The better children are at managing their emotions, the more likely they will be to overcome certain challenges. If they are confident in their problem solving and coping abilities, they will be able to channel any negative emotions in a more positive way. So, how can parents help their children manage their emotions? Here are some tips from a private nursery in Hertfordshire.
If you notice that your child seems to be behaving in a certain way, talk to them about how they are feeling. Teach them different ways to describe how they’re feeling. For example, if they are struggling with their homework and it’s affecting their mood, say something like “I can see that you are getting a bit frustrated with this so why don’t I help you?”.
As well as giving a name to your child’s emotions, you could do the same for characters on the TV or in a book you read together. Take a minute to ask your child how that character might be feeling and why, as well as what they could potentially do to feel better.

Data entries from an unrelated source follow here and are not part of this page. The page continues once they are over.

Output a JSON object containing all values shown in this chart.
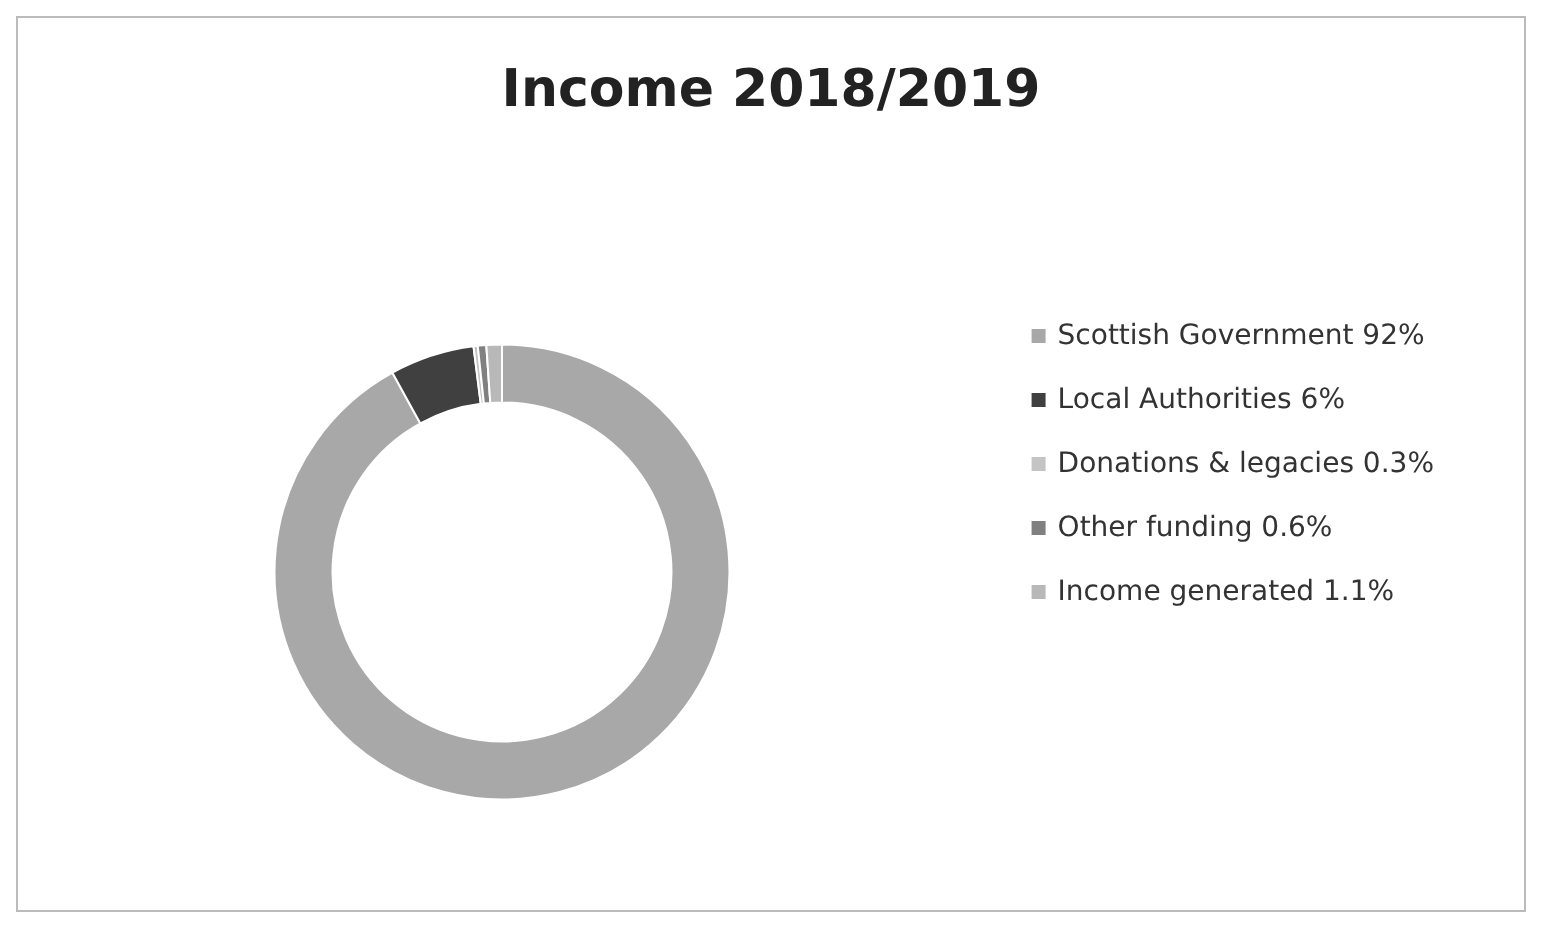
{
  "chart_data": {
    "type": "donut",
    "title": "Income 2018/2019",
    "categories": [
      "Scottish Government 92%",
      "Local Authorities 6%",
      "Donations & legacies 0.3%",
      "Other funding 0.6%",
      "Income generated 1.1%"
    ],
    "values": [
      92,
      6,
      0.3,
      0.6,
      1.1
    ],
    "colors": [
      "#a8a8a8",
      "#404040",
      "#c4c4c4",
      "#808080",
      "#b8b8b8"
    ],
    "legend": "right"
  }
}
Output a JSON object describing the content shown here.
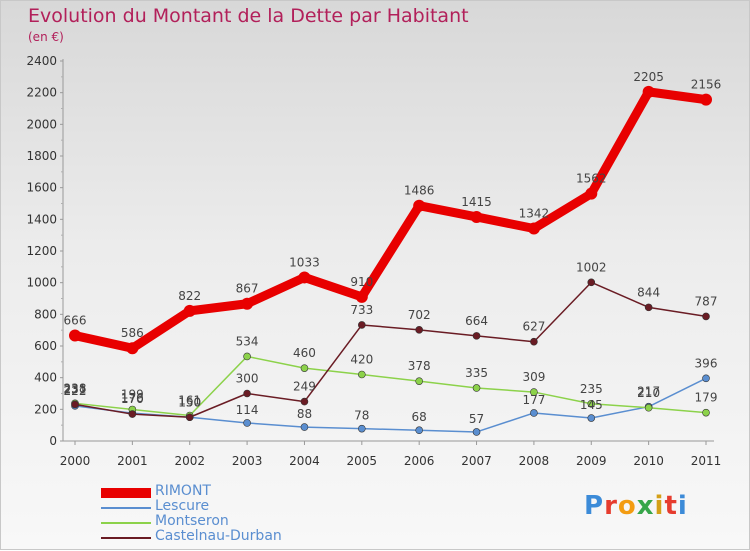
{
  "chart_data": {
    "type": "line",
    "title": "Evolution du Montant de la Dette par Habitant",
    "subtitle": "(en €)",
    "x": [
      "2000",
      "2001",
      "2002",
      "2003",
      "2004",
      "2005",
      "2006",
      "2007",
      "2008",
      "2009",
      "2010",
      "2011"
    ],
    "ylim": [
      0,
      2400
    ],
    "yticks": [
      0,
      200,
      400,
      600,
      800,
      1000,
      1200,
      1400,
      1600,
      1800,
      2000,
      2200,
      2400
    ],
    "grid": false,
    "legend_position": "bottom-left",
    "series": [
      {
        "name": "RIMONT",
        "color": "#e80000",
        "values": [
          666,
          586,
          822,
          867,
          1033,
          910,
          1486,
          1415,
          1342,
          1562,
          2205,
          2156
        ]
      },
      {
        "name": "Lescure",
        "color": "#5a8ed0",
        "values": [
          222,
          176,
          150,
          114,
          88,
          78,
          68,
          57,
          177,
          145,
          217,
          396
        ]
      },
      {
        "name": "Montseron",
        "color": "#8cd24a",
        "values": [
          238,
          199,
          161,
          534,
          460,
          420,
          378,
          335,
          309,
          235,
          210,
          179
        ]
      },
      {
        "name": "Castelnau-Durban",
        "color": "#6a1c24",
        "values": [
          231,
          170,
          150,
          300,
          249,
          733,
          702,
          664,
          627,
          1002,
          844,
          787
        ]
      }
    ]
  },
  "brand": {
    "name": "Proxiti"
  }
}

The more they understand their emotions, the easier it will be for them to come up with a coping strategy. They will also become better at anticipated certain emotional reactions to different experiences and will be able to prepare for them in advance.
Teach Coping Mechanisms
Your child needs to learn that there’s nothing wrong with feeling a certain way, it’s how they react that’s the main thing. For example, just because they’re angry it doesn’t mean they can lash out in a violent way. With this in mind, you should try and teach your child various coping mechanisms.
Next time you can see your child getting angry, don’t react with anger yourself. Instead, encourage them to take a time-out. Suggest that they should go into another room for a breather so that they can calm down. If your child doesn’t know what to do when they are angry or upset, they are more likely to become aggressive or attention-seeking.